Besides, the Budget has deferred the significant economic presence rules for companies that do business in India. This is a big measure for the digital economy. It means just because a foreign company sells a product in India (often a digital product), the tax department cannot deem it a domestic company and tax it accordingly. The provision was supposed to ring in from the next financial year, but has been pushed back to 2022-23. This was, in fact, a 2018 proposal, but the deferral is significant. The US-India Strategic Partnership Forum has promptly cheered it. “There is an applaudable effort to align India’s digital taxation policy with global norms,” it said.
There are, of course, caveats. The one per cent tax at source imposed on sellers on e-commerce platforms will hurt both Amazon and Walmart-Flipkart. And there are also the widening customs duties on ICT products. Yet, the domestic production lines for these products are expected to be the wholly-owned Indian subsidiaries of foreign digital giants.

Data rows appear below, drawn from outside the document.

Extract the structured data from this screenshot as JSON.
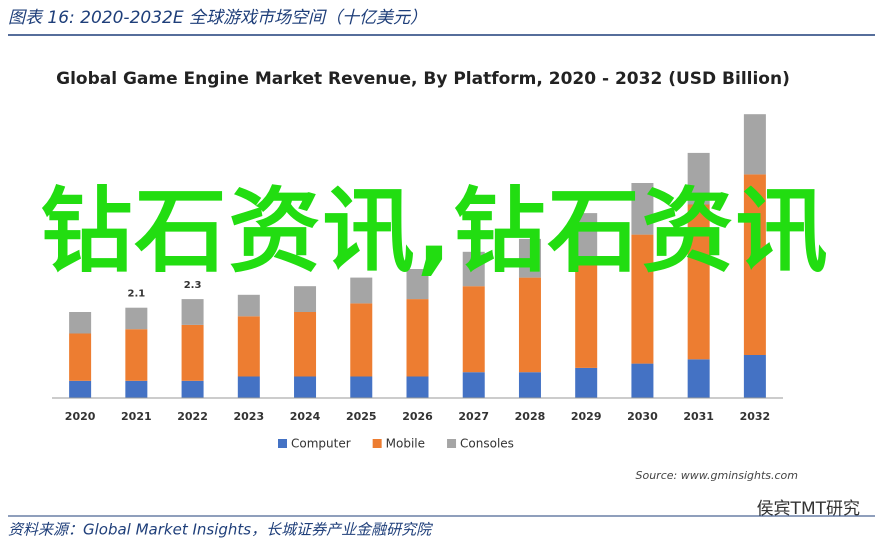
{
  "header": "图表 16:  2020-2032E 全球游戏市场空间（十亿美元）",
  "footer": "资料来源：Global Market Insights，长城证券产业金融研究院",
  "watermark": "侯宾TMT研究",
  "overlay_text": "钻石资讯,钻石资讯",
  "chart_data": {
    "type": "stacked_bar",
    "title": "Global Game Engine Market Revenue, By Platform, 2020 - 2032 (USD Billion)",
    "source": "Source: www.gminsights.com",
    "categories": [
      "2020",
      "2021",
      "2022",
      "2023",
      "2024",
      "2025",
      "2026",
      "2027",
      "2028",
      "2029",
      "2030",
      "2031",
      "2032"
    ],
    "series": [
      {
        "name": "Computer",
        "color": "#4472c4",
        "values": [
          0.4,
          0.4,
          0.4,
          0.5,
          0.5,
          0.5,
          0.5,
          0.6,
          0.6,
          0.7,
          0.8,
          0.9,
          1.0
        ]
      },
      {
        "name": "Mobile",
        "color": "#ed7d31",
        "values": [
          1.1,
          1.2,
          1.3,
          1.4,
          1.5,
          1.7,
          1.8,
          2.0,
          2.2,
          2.6,
          3.0,
          3.6,
          4.2
        ]
      },
      {
        "name": "Consoles",
        "color": "#a5a5a5",
        "values": [
          0.5,
          0.5,
          0.6,
          0.5,
          0.6,
          0.6,
          0.7,
          0.8,
          0.9,
          1.0,
          1.2,
          1.2,
          1.4
        ]
      }
    ],
    "annotations": [
      {
        "category": "2021",
        "text": "2.1"
      },
      {
        "category": "2022",
        "text": "2.3"
      }
    ],
    "ylim": [
      0,
      7
    ],
    "legend": "bottom"
  }
}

There is another clutch of investors: domestic start-ups. For them, Finance Minister Nirmala Sitharaman
has offered incentives. These include deferring tax payment on Employee Stock Option Schemes and increasing revenue threshold to Rs 100 crore for claiming profit exemption for a period of three years out of the first 10. Again, start-ups know their major source of money will not be the domestic banks, but a different class of investors which, in turn, will largely be financed by foreign money such as SoftBank and other Silicon Valley-based funds.
True, the Budget makes a targeted sectoral push for airports, roads, cement, steel and construction industry, but these are meant for companies that are planning to invest to raise capacity. The largest swathe of Indian industry is still not talking in those terms; it was looking at the government to find the money, which would make the domestic consumer feel rich enough to buy. That has not happened.
Another notable announcement is the support to build the National Mission on Quantum Technologies and Applications. Sitharaman has provided Rs 8,000 crore for a period of over five years for it. No other project in fundamental research has received a similar scale of government funding, and no domestic company has the capability to fulfil these requirements.
And then, there is announcement of a policy for private sector to build Data Centre parks. Arguably, these are meant to complement India’s promised push for data localisation. But, guess which business segments have made the most noise over it over the weekend?
Also, the contrasting fate of two key demands shows which way the wind blew this Budget. One demand to remove long-term capital gains tax, introduced by former finance minister Arun Jaitley in 2018, was mostly by domestic asset holders. The tax remains. Another demand, mostly by foreign constituencies, was to remove the DDT. It has gone.
Finally, there is a small matter of higher taxation threshold for Non-resident Indians (NRIs). Many newspapers have carried lists of Indian business leaders who carry the NRI tag. In a small way, the government seems to be differentiating between the wealth creators and wealth holders. That could hurt the fortunes of some of the established business wealth holders in India.